SAULT STE. MARIE, Mich. — In an up-and-down series against Lake Superior State (5-1) in which the Wolverines appeared to be two different teams between Friday and Saturday night, there was one constant for the No. 12 Michigan hockey team (4-3): sophomore forward Josh Norris. 

“He was our best player last night by far,” said Michigan coach Mel Pearson Saturday night. “I thought he was, tonight, a man. A man amongst boys. You can see he’s a difference maker. You don’t have to be a hockey fan to come to this game and ask someone, ‘Well, who stood out?’ I mean, they’re gonna say Josh Norris.”

Norris flashed his ability all across the ice in both games, scoring the first goal of the game each night, as well as tallying four points on the weekend.

Friday, Norris and junior forward Will Lockwood got loose on a two-on-one breakaway from the neutral zone. Lockwood passed the puck from the high slot to a waiting Norris in the left faceoff circle, and Norris didn’t waste a second as he fired a wrist-shot that found the top right corner of the net.

Saturday, Norris once again found twine in the top right corner of the goal. He cleaned up a rebound from senior defenseman Joseph Cecconi’s shot from the left point, and for the second time in two games, Norris led his team to a 1-0 lead.

Though the two games diverged after Norris’s early goals, his performance stood out — regardless of what was happening with the rest of the team.

Friday’s game got away from Michigan in a hurry, as the Lakers scored twice in 43 seconds to take a 2-1 lead and then punched in two more before the Wolverines struck back. Lake Superior State embraced a physical playing style, prompting Norris to get physical in return.

“He really thrived on this environment where it was a physical, hard-nosed game, and I thought he really showed up and played hard,” Pearson said. “I can’t say enough about his game.”

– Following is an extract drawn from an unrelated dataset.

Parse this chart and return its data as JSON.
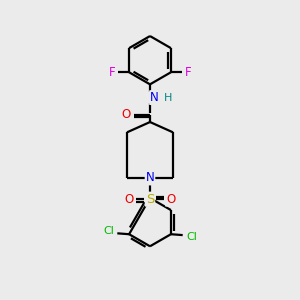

Norris was the Wolverines’ best player both nights, but Saturday night, he stood out in a way he hasn’t all season. Every time something was happening, whether the Lakers put pressure on freshman goaltender Strauss Mann or Michigan had the puck on a breakout, it seemed like Norris was right in the middle of it.

Late in the second period Saturday night, sophomore forward Jack Becker was whistled for cross-checking, sending Michigan to the penalty kill. Moments later, Norris found himself skating into the offensive zone with no one between him and the net but goaltender Mareks Mitens.

His low-to-high wrist-shot flew over Mitens’ shoulder before he even saw it coming, and suddenly Norris had scored his second shorthanded goal of the season.

“I think it’s always fun when you can create offense on the penalty kill,” Norris said. “It gives your team a bit of confidence and it’s definitely a bit of a momentum shift so it’s good to get that one.”

And after the goal, Norris skated over to the glass in front of the Lake Superior State student section to celebrate his second goal of the night and continue his fun from the shorthanded score.

He claimed to have had nothing going through his mind when he went over there, but seconds later, he had a change of heart.

“A little bit of emotion, so that was fun,” Norris said. “It’s always good when you can rub it in someone’s face a little bit.”  

And after seven games, Norris is just two goals away from tying his total of eight from last year — which he scored across the 40-game season. He has scored a goal in five straight games and is averaging nearly two points per game.

If he keeps this level of consistency, Saturday may not be the last time Norris rubs something in someone’s face this season.